The m_axi interface, in particular, often has stricter alignment requirements to optimize for high-bandwidth data transfers. It often pads data to power-of-2 sizes for efficient burst transfers and cache alignment.

example. h

#include <iostream>
#define NUM 100

// struct alignas(32) A { /* Total size = 256 bits or 32 bytes */
struct A { /* Total size = 192 bits (32 x 6) or 24 bytes */
    int s_1;//4 bytes
    int s_2;
    int s_3;
    int s_4;
    int s_5;
    int s_6;
};

// Top function
void dut(A a_in[NUM], A a_out[NUM], int size);

example.cpp

#include "example.h"

void read(A* a_in, A buf_out[NUM]) {
READ:
    for (int i = 0; i < NUM; i++) {
        buf_out[i] = a_in[i];
    }
}

void compute(A buf_in[NUM], A buf_out[NUM], int size) {
COMPUTE:
    for (int j = 0; j < NUM; j++) {
        buf_out[j].s_1 = buf_in[j].s_1 + size;
        buf_out[j].s_2 = buf_in[j].s_2;
        buf_out[j].s_3 = buf_in[j].s_3;
        buf_out[j].s_4 = buf_in[j].s_4;
        buf_out[j].s_5 = buf_in[j].s_5;
        buf_out[j].s_6 = buf_in[j].s_6 % 2;
    }
}

void write(A buf_in[NUM], A* a_out) {
WRITE:
    for (int k = 0; k < NUM; k++) {
        a_out[k] = buf_in[k];
    }
}

void dut(A a_in[NUM], A a_out[NUM], int size) {
#pragma HLS INTERFACE m_axi port = a_in bundle = gmem0
#pragma HLS INTERFACE m_axi port = a_out bundle = gmem1
    A buffer_in[NUM];
    A buffer_out[NUM];

#pragma HLS dataflow
    read(a_in, buffer_in);
    compute(buffer_in, buffer_out, size);
    write(buffer_out, a_out);
}

Loops that read or write misaligned data can experience Initiation Interval (II) violations, as extra cycles are needed for memory access. This limits the ability to start new iterations in each clock cycle, reducing overall loop performance.

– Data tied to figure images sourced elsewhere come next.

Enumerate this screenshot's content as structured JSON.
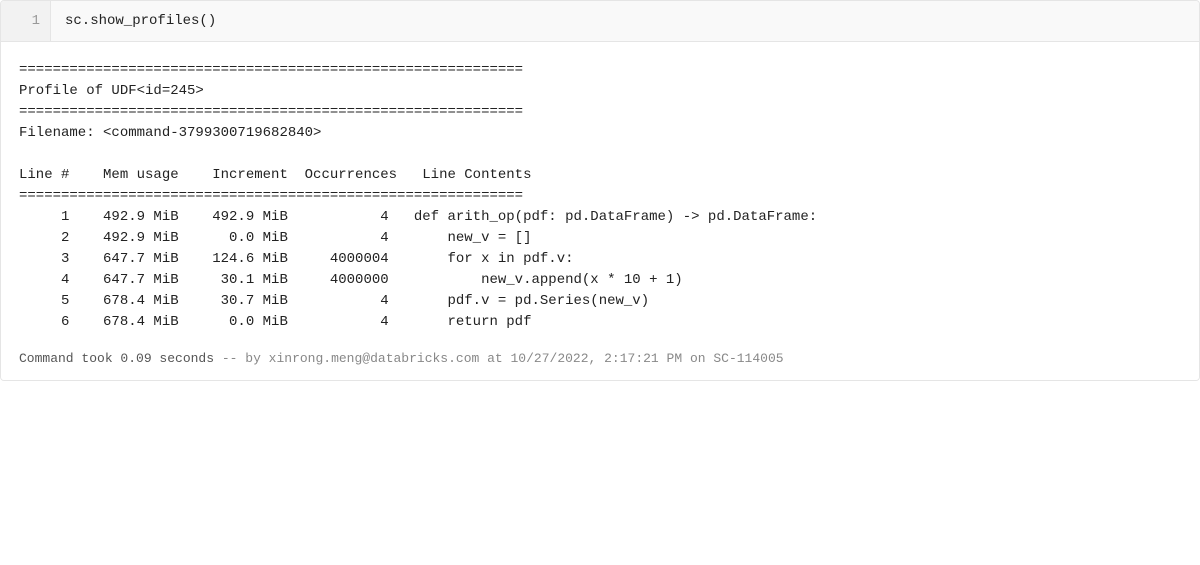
{
  "code": {
    "line_number": "1",
    "content": "sc.show_profiles()"
  },
  "output": {
    "border": "============================================================",
    "profile_header": "Profile of UDF<id=245>",
    "filename_line": "Filename: <command-3799300719682840>",
    "columns_header": "Line #    Mem usage    Increment  Occurrences   Line Contents",
    "rows": [
      {
        "line": "     1    492.9 MiB    492.9 MiB           4   def arith_op(pdf: pd.DataFrame) -> pd.DataFrame:"
      },
      {
        "line": "     2    492.9 MiB      0.0 MiB           4       new_v = []"
      },
      {
        "line": "     3    647.7 MiB    124.6 MiB     4000004       for x in pdf.v:"
      },
      {
        "line": "     4    647.7 MiB     30.1 MiB     4000000           new_v.append(x * 10 + 1)"
      },
      {
        "line": "     5    678.4 MiB     30.7 MiB           4       pdf.v = pd.Series(new_v)"
      },
      {
        "line": "     6    678.4 MiB      0.0 MiB           4       return pdf"
      }
    ]
  },
  "footer": {
    "duration_prefix": "Command took ",
    "duration": "0.09 seconds",
    "sep": " -- ",
    "by": "by xinrong.meng@databricks.com at 10/27/2022, 2:17:21 PM on SC-114005"
  },
  "colors": {
    "background": "#ffffff",
    "code_bg": "#f9f9f9",
    "gutter_bg": "#f2f2f2",
    "border": "#e5e5e5",
    "text": "#222222",
    "muted": "#888888"
  },
  "typography": {
    "font_family": "Menlo, Monaco, Consolas, Courier New, monospace",
    "font_size_pt": 14,
    "line_height": 1.5
  }
}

The synthesis report is shown below.

Edit example. h to uncomment the line that sizes the struct to a power of 2. Rerun and observe that the II violations are no longer there as the interfaces are properly sized and aligned.

example. h

#include <iostream>
#define NUM 100

// struct alignas(32) A { /* Total size = 256 bits or 32 bytes */
struct A { /* Total size = 256 bits (32 x 8) or 32 bytes */
    int s_1;//4 bytes
    int s_2;
    int s_3;
    int s_4;
    int s_5;
    int s_6;
    int s_7;//add two int variables
    int s_8;
};

//if we add one char and one short variable, then it still  does not meet alignment requirements.

// Top function
void dut(A a_in[NUM], A a_out[NUM], int size);

The synthesis report is shown below.

And we can see that the II is 2. This is because the interface m_axi has the memory dependency.

example_test.cpp

#include "example.h"

int main() {
    A a_in[NUM];
    A a_out[NUM];

    for (unsigned i = 0; i < NUM; i++) {
        a_in[i].s_1 = i;
        a_in[i].s_2 = i + 1;
        a_in[i].s_3 = i + 2;
        a_in[i].s_4 = i + 3;
        a_in[i].s_5 = i + 4;
        a_in[i].s_6 = i + 5;
    }

    int size = 8;

    dut(a_in, a_out, size);

    for (unsigned int i = 0; i < NUM; i++) {
        if (a_out[i].s_1 != a_in[i].s_1 + size) {
            return -1;
        }
    }
    printf("Test Pass!\n");
    return 0;
}

Demonstrate

Please finish six examples for the use of the aggregation pragma.